Suuns : Felt

Suuns Felt review

Experimental pop music is a good palate cleanser, particularly between intense sessions of heavy music. It allows a hesher like myself to take a break from the metal and venture into albums like Felt, the fourth album by Canadian indie rock outfit Suuns. Recorded with producer John Congleton (Angel Olsen, St. Vincent), the album has an appealing buoyancy—the parallels to St. Vincent can be felt in the percussive aspects. Despite more present guitar against the disco beat of “X-ALT” the sounds blur to create a richer atmosphere. The effects mixed into the vocals create a seamless blend with the electronics-heavy arrangements, creating an aesthetically appealing synthetic sound.
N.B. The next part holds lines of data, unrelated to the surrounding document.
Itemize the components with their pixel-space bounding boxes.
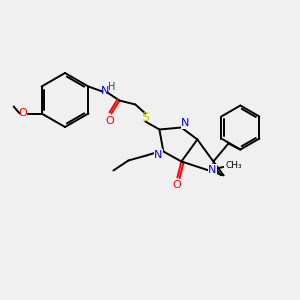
Text: N: N bbox=[154, 149, 163, 160]
Text: CH₃: CH₃ bbox=[225, 161, 242, 170]
Text: S: S bbox=[141, 111, 149, 124]
Text: O: O bbox=[105, 116, 114, 125]
Text: O: O bbox=[172, 181, 181, 190]
Text: O: O bbox=[19, 109, 28, 118]
Text: N: N bbox=[101, 85, 110, 95]
Text: N: N bbox=[181, 118, 190, 128]
Text: N: N bbox=[208, 165, 216, 175]
Text: H: H bbox=[108, 82, 115, 92]
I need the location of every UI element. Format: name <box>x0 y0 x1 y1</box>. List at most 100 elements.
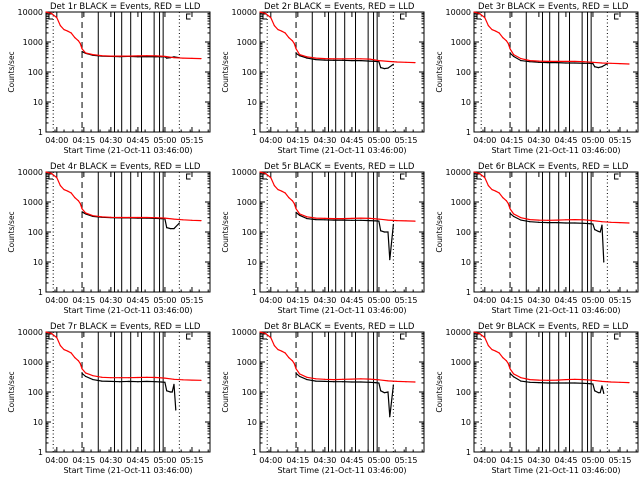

With all the plugins of the digital age, the alchemy of music has essentially changed to where effects are frequently applied textures, and if something is left dry it can sound like karaoke. In this way the album can become audio equivalent of a Marvel film production where the CGI makes everything look like a video game.

It’s fitting that an actual bass with strings on it appears on “Baseline” (clever, that), and there’s a krautrock ambiance that swirls around the groove of the song. Distortion pans from speaker to speaker leading into “After the Fall,” which has a minimal arrangement as the instrumentation begins to fill the headphones. It has a much darker tone than toward the front end of the album, taking it to more interesting places. The deeper you go into the album, the more this narcotic haze sweeps over you. “Make it Real” lightens things considerably, though there is a dreamy melancholy still casting cloud coverage over things.

Felt never truly rocks. But that’s not Suuns’ thing. The closest it comes it the barrage of pounding synths that rain on “Daydream,” and the lethargy of the vocals makes it clear the band is a product the of post-OK Computer Radiohead age. And as long as people are still doing drugs, a soundtrack will always be in demand. Here, that demand is certainly being met, and with a futuristic aesthetic that’d perfectly match any potentially forthcoming Blade Runner sequels. The experimental sensibility on Felt is fun, but it’s the melancholy mood that gives it staying power.